欧州中央銀行(ECB)のマリオ・ドラギ総裁は12日、欧州議会にてECBが独自のデジタル通貨を発行する「計画は無い」と述べた。中国やロシアなどと異なりデジタル通貨に対するEUの慎重な姿勢を貫いている。

ジョナス・フェルナンデス欧州議会議員の質問に答える形で、ドラギ氏はECBがデジタル通貨の利用を検討する以前に、デジタル通貨の基幹技術が依然として「かなりの開発」を必要としていると指摘。「ECBおよびユーロシステムは現在のところ、中央銀行のデジタル通貨を発行する計画を立てていない」と、述べた上でドラギ氏は次のように述べた。

「中央銀行のデジタル通貨(中略)を発行するために使用される可能性がある技術は、まだ十分に試験が行われておらず、中央銀行の環境下で使用できるようになるまでにさらにかなりの開発が必要だ」
「家庭や企業向けの個々の口座を中央銀行が管理することになれば、中央銀行が銀行部門との小口預金獲得競争に参入することになり、相当な運用コストとリスク発生に帰結する可能性がある。

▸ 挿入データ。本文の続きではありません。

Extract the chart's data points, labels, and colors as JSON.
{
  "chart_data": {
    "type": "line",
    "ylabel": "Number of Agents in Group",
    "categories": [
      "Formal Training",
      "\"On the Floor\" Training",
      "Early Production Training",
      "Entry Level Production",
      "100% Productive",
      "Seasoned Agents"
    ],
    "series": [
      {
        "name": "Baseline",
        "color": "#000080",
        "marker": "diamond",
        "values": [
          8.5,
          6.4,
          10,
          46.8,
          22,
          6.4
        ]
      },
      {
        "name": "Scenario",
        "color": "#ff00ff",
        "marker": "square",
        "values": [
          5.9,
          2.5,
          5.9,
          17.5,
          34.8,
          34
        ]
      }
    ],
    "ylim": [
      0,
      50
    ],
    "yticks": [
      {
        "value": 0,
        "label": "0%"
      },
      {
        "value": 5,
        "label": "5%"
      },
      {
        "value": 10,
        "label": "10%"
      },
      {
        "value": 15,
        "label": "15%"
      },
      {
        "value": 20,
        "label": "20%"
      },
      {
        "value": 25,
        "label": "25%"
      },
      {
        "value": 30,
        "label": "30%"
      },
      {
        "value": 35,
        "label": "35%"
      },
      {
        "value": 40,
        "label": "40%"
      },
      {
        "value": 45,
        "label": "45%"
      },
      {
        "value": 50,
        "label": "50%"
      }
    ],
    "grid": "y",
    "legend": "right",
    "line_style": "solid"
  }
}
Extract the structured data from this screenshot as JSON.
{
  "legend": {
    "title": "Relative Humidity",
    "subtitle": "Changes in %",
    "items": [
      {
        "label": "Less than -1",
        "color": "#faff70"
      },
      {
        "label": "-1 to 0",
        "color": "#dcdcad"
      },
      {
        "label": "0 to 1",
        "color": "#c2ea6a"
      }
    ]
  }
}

」

EUの28の加盟国では、現金通貨の需要が「伸び続けている」ことに言及しつつ、現在のところユーロ圏でデジタル通貨を発行する「明確な必要性はみられない」と付け加えた。

一方でドラギ氏は次のようにも述べた。

「とはいえ、私たちは、現金を補完するモノとしてデジタル通貨を発行した場合に生じるであろう結果について、慎重に分析を進めている」

今年すでに、ECBと国際決済銀行(BIS)が出した共同報告書の中で、デジタル通貨を発行した場合に生じる 「副作用」が焦点になっており、また、同報告書では事前にさらに多くの研究が必要であることが述べられている。